Jul 27, 2018

My First Magazine Love: Ramparts

[This interview originally appeared as part of the Society of Publication Designers “First Love,”  series, “where creatives tell SPD the first magazine they fell in love with.”]

Robert Newman: Ramparts was the first magazine I ever bought that wasn’t MadCreepy, or a comic book. Almost 50 years later, I still have that issue and I still draw on it for inspiration. Ramparts was like no magazine I had ever seen. Underground and political newspapers and publications from that time were filled with passionate, riotous design, multiple typefaces, scratchy artwork, and muddy photographs. This issue of Ramparts was simple, cool, and understated, using just one typeface and a generous amount of white space. The design seemed at odds with the magazine’ edgy political editorial content. To a 16-year-old infatuated with the New Left and the student revolution, this was a heady and intoxicating mix. I fell in love with the magazine and especially with art director Dugald Stermer’s strong, simple design and powerful graphics. It was the first real magazine that spoke to me and the first one that made me notice its design.

SPD: What year?
RN: 1969

SPD: What were you up to?
RN: I was in high school, in the suburbs outside of Buffalo. In my head I was wrestling with the big issues of the day—the Vietnam War, black power. And trying to reconcile the liberal beliefs I had inherited from my parents with the radical movements that were shaking things up. In a few months I was organizing anti-war protests and marches at school with my friends.

SPD: What magazine?
RN: Ramparts. The first issue I bought featured a young kid on the cover holding a Vietcong flag and a headline that said “Alienation is when your country is at war and you want the other side to win.” I later found out that the boy on the cover was the son of the magazine’s art director, Dugald Stermer. The magazine blew my mind (as we said back then). But it was really hard to find anywhere in my town; nobody would carry it because it was such a radical magazine. So I went downtown to one of the cutout bookstores, a place where newsstands dumped their magazines after they went off sale. The news agents would rip off the front cover logo/masthead and return it to the distributors for credit, then they’d sell the magazines for pennies to the cutout store, who would sell back issues for 10 cents or a quarter. I bought all the old copies of Ramparts that they had, most of them luckily still with the cover logos. And I started my subscription a couple months later. [You can see one of those cutout issues here, featuring the Diary of Che Guevara and a cover illustration by Milton Glaser.]

SPD: What was it that so enthralled you?
RN: The Black Panthers, the Young Lords, the Chicago 8, Che, women’s liberation… I didn’t understand all of Ramparts, including the design, but I spent hours and hours reading it and trying to deconstruct what they were trying to say. The design was probably the most disconcerting part of the magazine for me. All the examples of underground and radical newspapers and magazines that I had seen at the time were raw and funky, with edgy (or untrained) design and imagery that matched the passionate content. Radical publications were supposed to look like The Black Panther newspaper or the East Village OtherRamparts was the opposite—totally understated and sedate. Stermer used only one typeface—Times Roman—throughout the entire magazine. The cover headlines were quiet; sometimes they appeared in small type above the logo. And there was a generous use of white space on the feature openers. The result was a simple, powerful design where the text and images felt heavy by comparison.

SPD: Do you know now who the creatives were?
RN: Dugald Stermer was the art director until mid-1970. His deputy/production manager was John Williams, who became consulting AD after Stermer left, and produced some striking covers. Williams went on to be the first art director of Rolling Stone, and did a lot to establish the basic DNA of that magazine. Rolling Stone’s studied (and limited) range of typography posited against bold photos and illustrations is straight out of the Ramparts design playbook. Williams’ assistant AD was Louise Kollenbaum, who went on to be the founding art director of Mother Jones. Of course it was only years later that I discovered Stermer’s earlier Ramparts work, from 1966-68. His covers rivaled George Lois at Esquire for creativity and provocation, although his were done with a fraction of the budget.
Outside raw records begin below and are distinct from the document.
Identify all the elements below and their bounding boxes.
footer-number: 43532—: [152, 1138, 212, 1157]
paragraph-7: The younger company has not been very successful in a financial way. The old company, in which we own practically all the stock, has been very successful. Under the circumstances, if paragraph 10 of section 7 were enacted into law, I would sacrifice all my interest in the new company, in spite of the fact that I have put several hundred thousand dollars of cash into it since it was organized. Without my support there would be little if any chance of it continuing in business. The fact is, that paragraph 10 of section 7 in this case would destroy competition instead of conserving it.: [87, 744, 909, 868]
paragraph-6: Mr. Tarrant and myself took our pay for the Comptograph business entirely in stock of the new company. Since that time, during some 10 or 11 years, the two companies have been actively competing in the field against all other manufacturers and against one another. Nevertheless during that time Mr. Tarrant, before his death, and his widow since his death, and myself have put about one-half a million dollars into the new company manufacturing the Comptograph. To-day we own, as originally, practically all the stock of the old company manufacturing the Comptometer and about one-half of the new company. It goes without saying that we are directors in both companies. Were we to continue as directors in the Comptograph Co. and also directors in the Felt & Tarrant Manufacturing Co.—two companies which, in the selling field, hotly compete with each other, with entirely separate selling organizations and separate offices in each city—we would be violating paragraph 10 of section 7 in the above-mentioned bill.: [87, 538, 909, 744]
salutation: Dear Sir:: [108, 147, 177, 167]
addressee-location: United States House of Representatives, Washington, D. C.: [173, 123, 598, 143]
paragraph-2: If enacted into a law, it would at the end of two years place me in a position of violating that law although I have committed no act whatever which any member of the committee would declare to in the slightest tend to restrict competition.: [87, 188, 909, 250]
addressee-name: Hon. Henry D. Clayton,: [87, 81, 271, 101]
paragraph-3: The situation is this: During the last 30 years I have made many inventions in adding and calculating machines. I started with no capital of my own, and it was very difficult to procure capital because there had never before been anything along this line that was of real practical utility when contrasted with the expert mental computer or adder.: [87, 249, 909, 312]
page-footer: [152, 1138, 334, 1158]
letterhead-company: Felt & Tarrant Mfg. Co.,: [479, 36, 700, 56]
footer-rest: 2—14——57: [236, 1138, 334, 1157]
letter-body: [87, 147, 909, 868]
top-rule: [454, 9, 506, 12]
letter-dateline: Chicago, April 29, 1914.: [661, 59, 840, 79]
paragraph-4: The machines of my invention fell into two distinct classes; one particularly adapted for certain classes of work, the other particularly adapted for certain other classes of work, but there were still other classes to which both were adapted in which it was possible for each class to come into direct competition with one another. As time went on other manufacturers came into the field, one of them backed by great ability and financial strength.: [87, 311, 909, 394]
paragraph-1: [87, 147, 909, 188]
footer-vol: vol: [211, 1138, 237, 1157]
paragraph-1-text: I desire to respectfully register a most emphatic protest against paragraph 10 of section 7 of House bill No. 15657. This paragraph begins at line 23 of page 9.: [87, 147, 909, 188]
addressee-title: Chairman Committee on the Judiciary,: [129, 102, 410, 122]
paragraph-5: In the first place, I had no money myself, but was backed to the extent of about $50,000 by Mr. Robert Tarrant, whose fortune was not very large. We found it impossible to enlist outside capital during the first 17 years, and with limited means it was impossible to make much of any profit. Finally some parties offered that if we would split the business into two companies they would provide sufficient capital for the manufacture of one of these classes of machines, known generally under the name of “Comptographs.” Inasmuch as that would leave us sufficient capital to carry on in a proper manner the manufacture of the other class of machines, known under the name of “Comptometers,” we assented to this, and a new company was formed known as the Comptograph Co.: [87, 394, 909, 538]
Great illustrators graced the pages of Ramparts: Milton Glaser, Ed Sorel, Paul Davis, even Norman Rockwell. And Stermer did illustrations himself, including a cool cover portrait of Huey Newton.

SPD: How does that inform your creative now?
RN: I’d like to say that everything I do has felt Ramparts’ influence, but realistically you go where the magazine and circumstances (and the editors) take you. However, left to my own devices I do go back to that simple design palette of type, color, and design that Stermer developed at Ramparts. And the idea that a magazine’s design is so essential to its overall voice and identity (or what we call “the brand” today). More importantly, I think Ramparts inspired me to realize that working with magazines gives you the chance to reach an audience with a message, to do something groundbreaking and provocative and maybe even change the world for the better. And times being what they are right now I think the magazine world could use more examples like Ramparts. We need all the inspiration we can get!